The SEC approved Regulation Best Interest (Reg BI) as a consumer protection measure in 2019. Depending on your advisory role, the rule may have fundamentally changed the way you do business — or it may be business as usual, just with extra paperwork.
To recap, Reg BI:
- Raises the legal standard of care brokers provide
- Requires brokers to explain recommendations and their associated risks in writing
- Defines new obligations for broker-dealer organizations
- Specifies that only RIAs can call themselves advisors
- Requires general disclosure of advisory roles and fees in a Form CRS
Most of these Reg BI changes target brokers specifically, though the Form CRS disclosure applies to RIAs and brokers.
From Suitability to Best Interest
Before the SEC passed Reg BI, your recommendations as a broker only had to be suitable to your client's strategy. Recommending securities that generated higher commissions was legally acceptable if the recommendation fit with the client's needs and strategy. Reg BI changes that, mandating a stricter standard of working in your client's best interest. Under Reg BI, you also must disclose the commissions you earn and other conflicts of interest.

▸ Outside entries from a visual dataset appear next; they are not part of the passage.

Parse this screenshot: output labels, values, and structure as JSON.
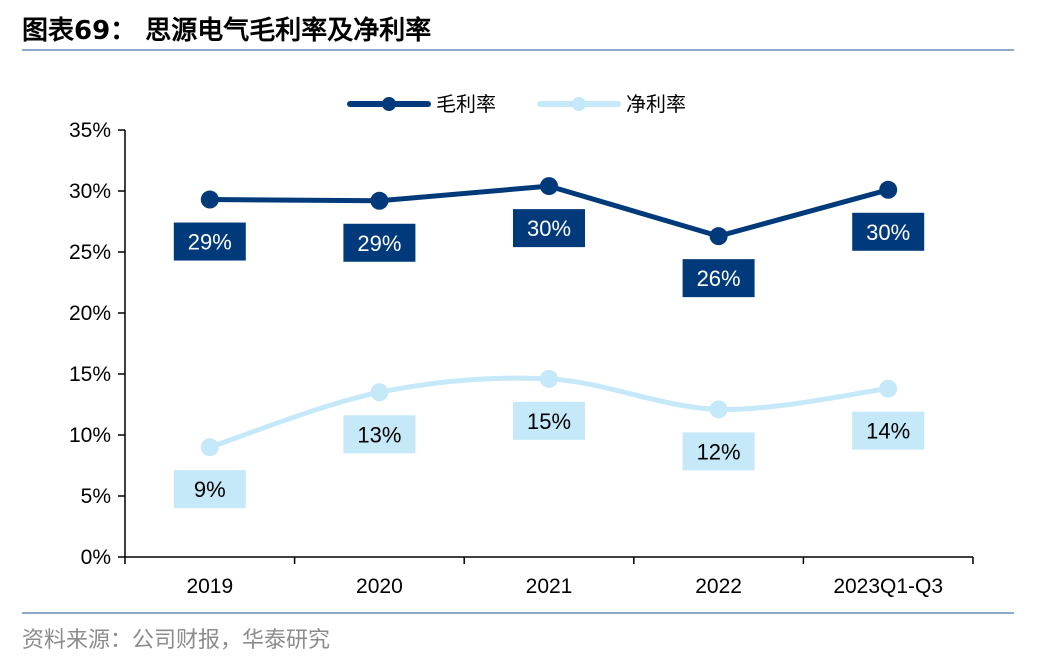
{
  "header": {
    "title": "图表69：  思源电气毛利率及净利率"
  },
  "footer": {
    "source": "资料来源：公司财报，华泰研究"
  },
  "colors": {
    "gross": "#003a7a",
    "net": "#c5e9f8",
    "rule": "#8eaacb"
  },
  "chart_data": {
    "type": "line",
    "categories": [
      "2019",
      "2020",
      "2021",
      "2022",
      "2023Q1-Q3"
    ],
    "series": [
      {
        "name": "毛利率",
        "values": [
          29.3,
          29.2,
          30.4,
          26.3,
          30.1
        ],
        "labels": [
          "29%",
          "29%",
          "30%",
          "26%",
          "30%"
        ]
      },
      {
        "name": "净利率",
        "values": [
          9.0,
          13.5,
          14.6,
          12.1,
          13.8
        ],
        "labels": [
          "9%",
          "13%",
          "15%",
          "12%",
          "14%"
        ]
      }
    ],
    "yticks": [
      "0%",
      "5%",
      "10%",
      "15%",
      "20%",
      "25%",
      "30%",
      "35%"
    ],
    "ylim": [
      0,
      35
    ],
    "legend": "top-center"
  }
}
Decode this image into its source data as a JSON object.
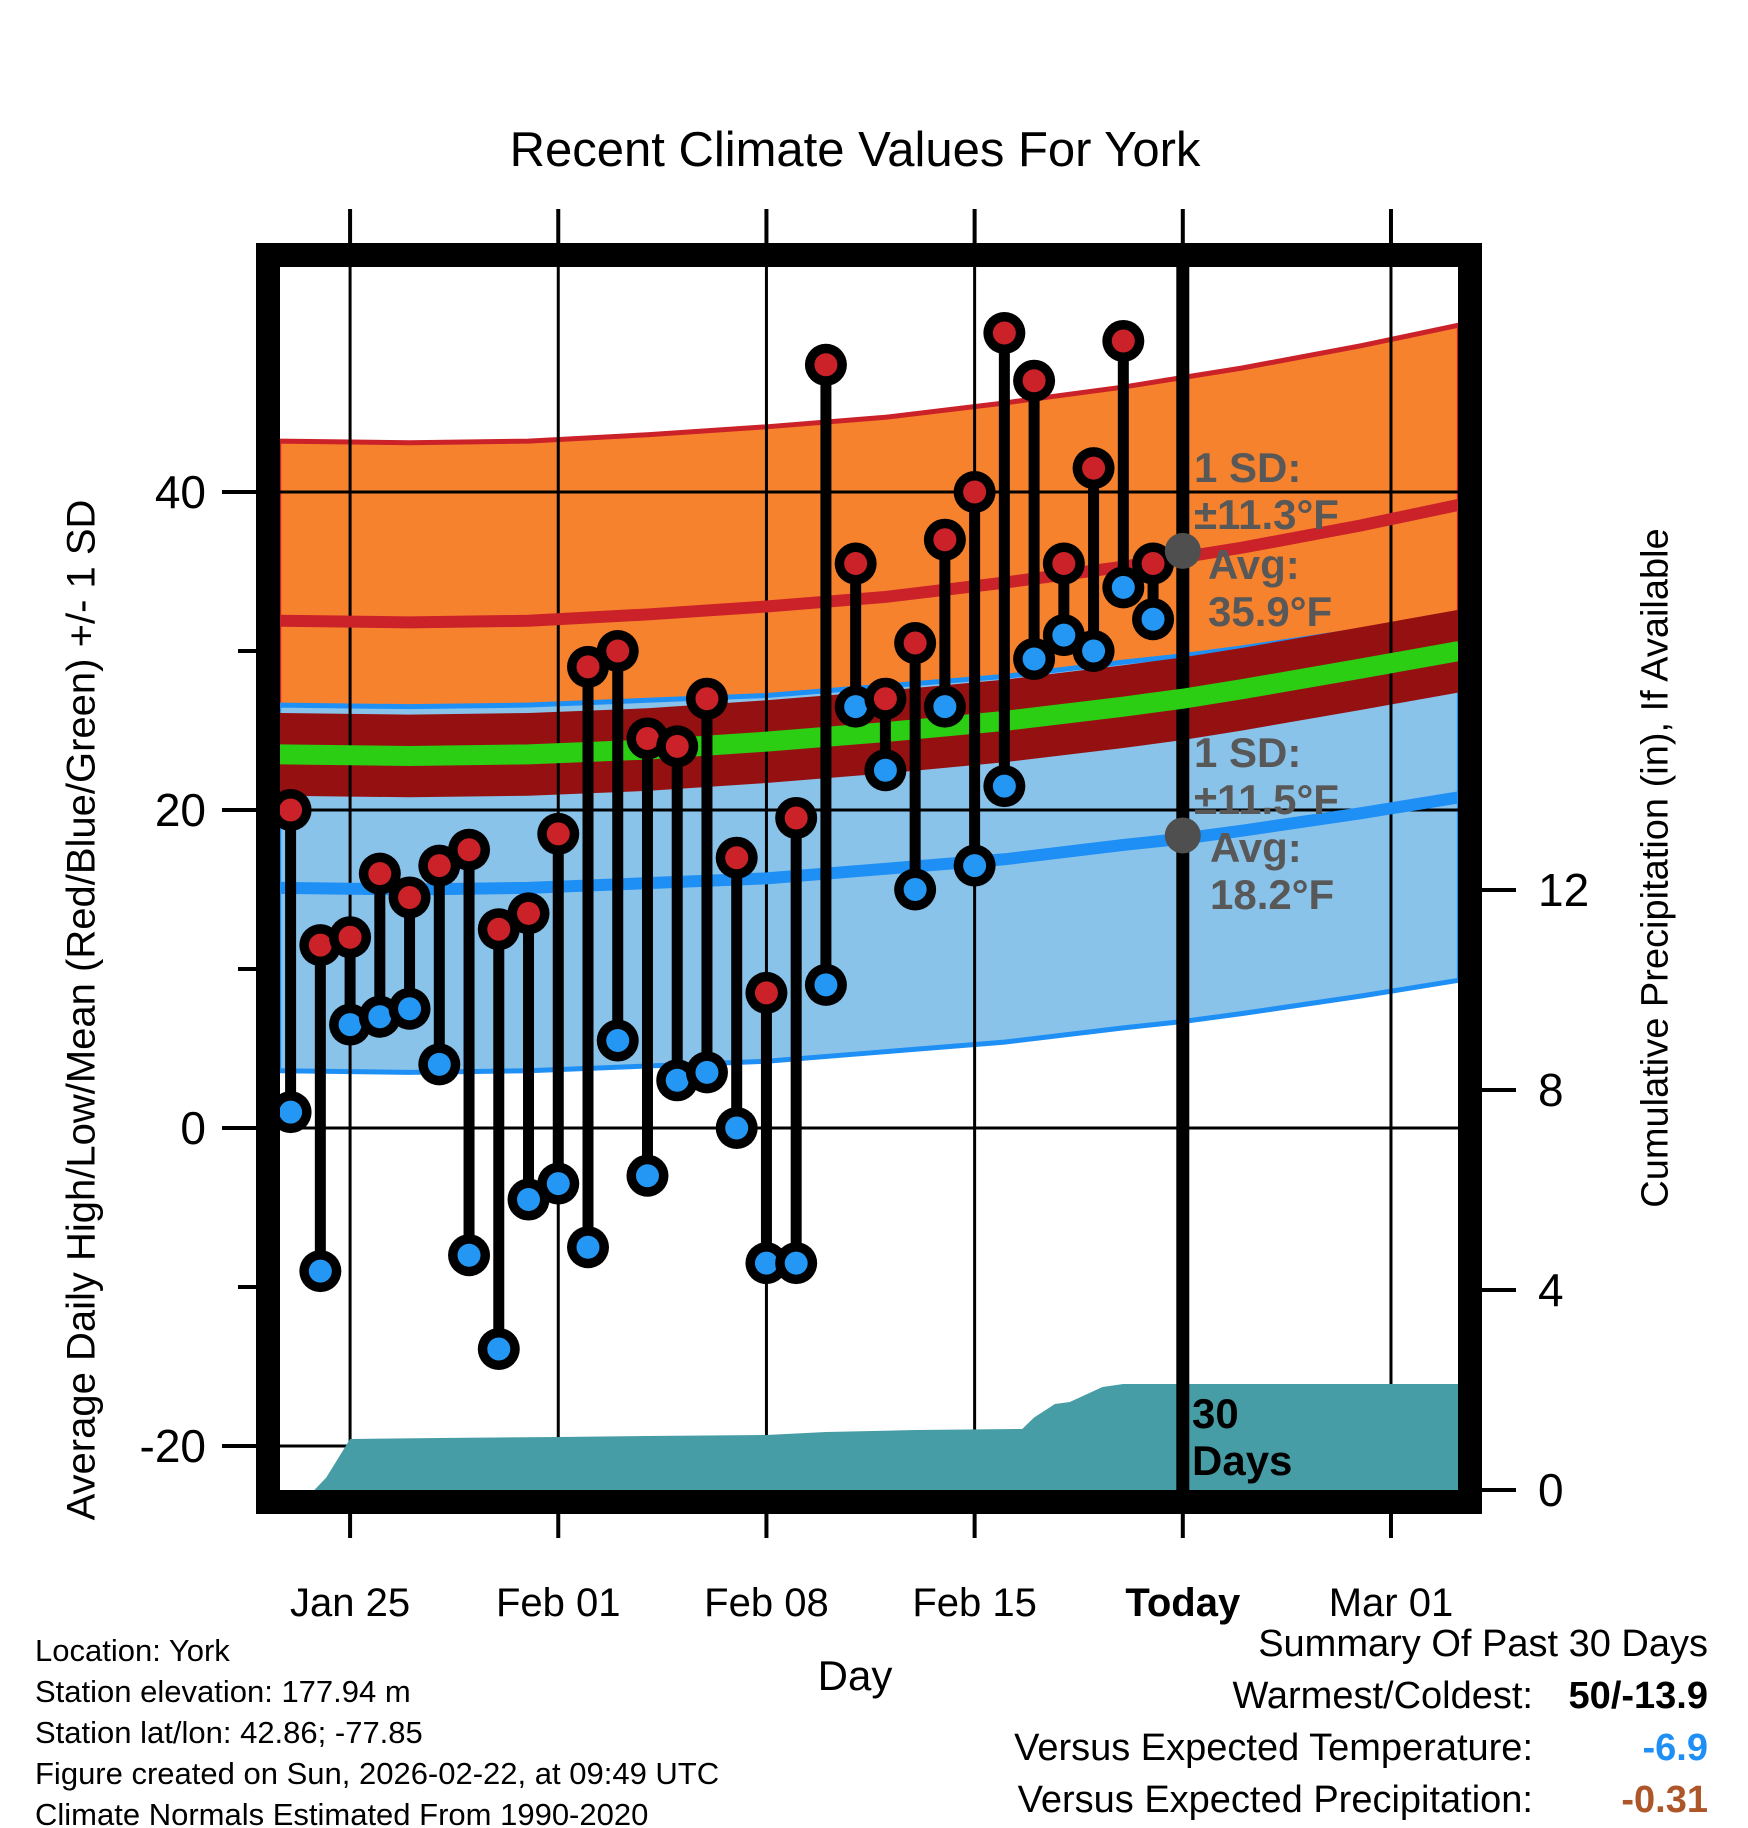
{
  "chart_data": {
    "type": "line",
    "subtype": "daily-high-low-range-with-climate-normal-bands",
    "title": "Recent Climate Values For York",
    "xlabel": "Day",
    "ylabel_left": "Average Daily High/Low/Mean (Red/Blue/Green) +/- 1 SD",
    "ylabel_right": "Cumulative Precipitation (in), If Available",
    "grid": true,
    "x_ticks": [
      {
        "label": "Jan 25",
        "day": 2,
        "bold": false
      },
      {
        "label": "Feb 01",
        "day": 9,
        "bold": false
      },
      {
        "label": "Feb 08",
        "day": 16,
        "bold": false
      },
      {
        "label": "Feb 15",
        "day": 23,
        "bold": false
      },
      {
        "label": "Today",
        "day": 30,
        "bold": true
      },
      {
        "label": "Mar 01",
        "day": 37,
        "bold": false
      }
    ],
    "y_left_ticks": [
      40,
      20,
      0,
      -20
    ],
    "y_left_minor_ticks": [
      30,
      10,
      -10
    ],
    "y_left_range_f": [
      -22.8,
      54.3
    ],
    "y_right_ticks": [
      12,
      8,
      4,
      0
    ],
    "y_right_range_in": [
      0,
      14.6
    ],
    "daily": {
      "dates": [
        "Jan 23",
        "Jan 24",
        "Jan 25",
        "Jan 26",
        "Jan 27",
        "Jan 28",
        "Jan 29",
        "Jan 30",
        "Jan 31",
        "Feb 01",
        "Feb 02",
        "Feb 03",
        "Feb 04",
        "Feb 05",
        "Feb 06",
        "Feb 07",
        "Feb 08",
        "Feb 09",
        "Feb 10",
        "Feb 11",
        "Feb 12",
        "Feb 13",
        "Feb 14",
        "Feb 15",
        "Feb 16",
        "Feb 17",
        "Feb 18",
        "Feb 19",
        "Feb 20",
        "Feb 21"
      ],
      "high_f": [
        20,
        11.5,
        12,
        16,
        14.5,
        16.5,
        17.5,
        12.5,
        13.5,
        18.5,
        29,
        30,
        24.5,
        24,
        27,
        17,
        8.5,
        19.5,
        48,
        35.5,
        27,
        30.5,
        37,
        40,
        50,
        47,
        35.5,
        41.5,
        49.5,
        35.5
      ],
      "low_f": [
        1,
        -9,
        6.5,
        7,
        7.5,
        4,
        -8,
        -13.9,
        -4.5,
        -3.5,
        -7.5,
        5.5,
        -3,
        3,
        3.5,
        0,
        -8.5,
        -8.5,
        9,
        26.5,
        22.5,
        15,
        26.5,
        16.5,
        21.5,
        29.5,
        31,
        30,
        34,
        32
      ]
    },
    "normals": {
      "days": [
        -0.4,
        4,
        8,
        12,
        16,
        20,
        24,
        28,
        30,
        32,
        36,
        39.3
      ],
      "avg_high": [
        31.9,
        31.8,
        31.9,
        32.3,
        32.8,
        33.4,
        34.3,
        35.3,
        35.9,
        36.5,
        37.9,
        39.2
      ],
      "avg_low": [
        15.1,
        15.0,
        15.1,
        15.4,
        15.7,
        16.3,
        16.9,
        17.8,
        18.2,
        18.7,
        19.8,
        20.8
      ],
      "mean": [
        23.5,
        23.4,
        23.5,
        23.8,
        24.3,
        24.9,
        25.6,
        26.5,
        27.0,
        27.6,
        28.9,
        30.0
      ],
      "sd_high_f": 11.3,
      "sd_low_f": 11.5,
      "mean_band_halfwidth_f": 2.6
    },
    "precip_cumulative": {
      "days": [
        0.8,
        1.2,
        2.0,
        5,
        9,
        12,
        16,
        18,
        21,
        24.6,
        25.0,
        25.7,
        26.2,
        27.3,
        28.0,
        30,
        35,
        39.3
      ],
      "inches": [
        0,
        0.25,
        1.02,
        1.04,
        1.06,
        1.08,
        1.1,
        1.16,
        1.2,
        1.22,
        1.45,
        1.72,
        1.76,
        2.06,
        2.12,
        2.12,
        2.12,
        2.12
      ]
    },
    "today_day_index": 30,
    "avg_markers": {
      "high_f": 36.3,
      "low_f": 18.4
    }
  },
  "annotations": {
    "high_sd": {
      "l1": "1 SD:",
      "l2": "±11.3°F"
    },
    "high_avg": {
      "l1": "Avg:",
      "l2": "35.9°F"
    },
    "low_sd": {
      "l1": "1 SD:",
      "l2": "±11.5°F"
    },
    "low_avg": {
      "l1": "Avg:",
      "l2": "18.2°F"
    },
    "period": {
      "l1": "30",
      "l2": "Days"
    }
  },
  "footer": {
    "lines": [
      "Location: York",
      "Station elevation: 177.94 m",
      "Station lat/lon: 42.86; -77.85",
      "Figure created on Sun, 2026-02-22, at 09:49 UTC",
      "Climate Normals Estimated From 1990-2020"
    ]
  },
  "summary": {
    "header": "Summary Of Past 30 Days",
    "rows": [
      {
        "label": "Warmest/Coldest:",
        "value": "50/-13.9",
        "color": "#000000"
      },
      {
        "label": "Versus Expected Temperature:",
        "value": "-6.9",
        "color": "#1E8FF5"
      },
      {
        "label": "Versus Expected Precipitation:",
        "value": "-0.31",
        "color": "#AD5629"
      }
    ]
  },
  "colors": {
    "band_high_fill": "#F6822E",
    "band_low_fill": "#8AC3EA",
    "mean_band_fill": "#951111",
    "avg_high_line": "#CB2128",
    "avg_low_line": "#1E8FF5",
    "mean_line": "#2BCE13",
    "high_dot": "#CB2128",
    "low_dot": "#2397F3",
    "stem": "#000000",
    "precip_fill": "#479DA5",
    "gridline": "#000000",
    "annotation_gray": "#585858",
    "marker_gray": "#4F4F4F"
  }
}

Although the Reg BI standard is higher than the suitability standard, it is still considered by many to be less strict than the fiduciary responsibility RIAs must follow. Fiduciary responsibility means you are working primarily for the benefit of the client. Not only are you working in the client's best interest, but you are also prioritizing the client's needs above your own.
Standards of Care and Life Settlements
So how does Reg BI impact life settlements?
To be clear, the SEC focuses on securities, and life settlements are not securities. But the passing for Reg BI points to a larger dynamic: The U.S. government wants to protect consumers from the conflicts of interest that inherently exist in financial services. After the SEC passed Reg BI, the National Association of Insurance Commissioners (NAIC) adopted its own best interest standard specifically for annuity recommendations. Some states have subsequently taken up the NAIC rule. Others, like New York, have mandated even stricter and broader standards for insurance agents.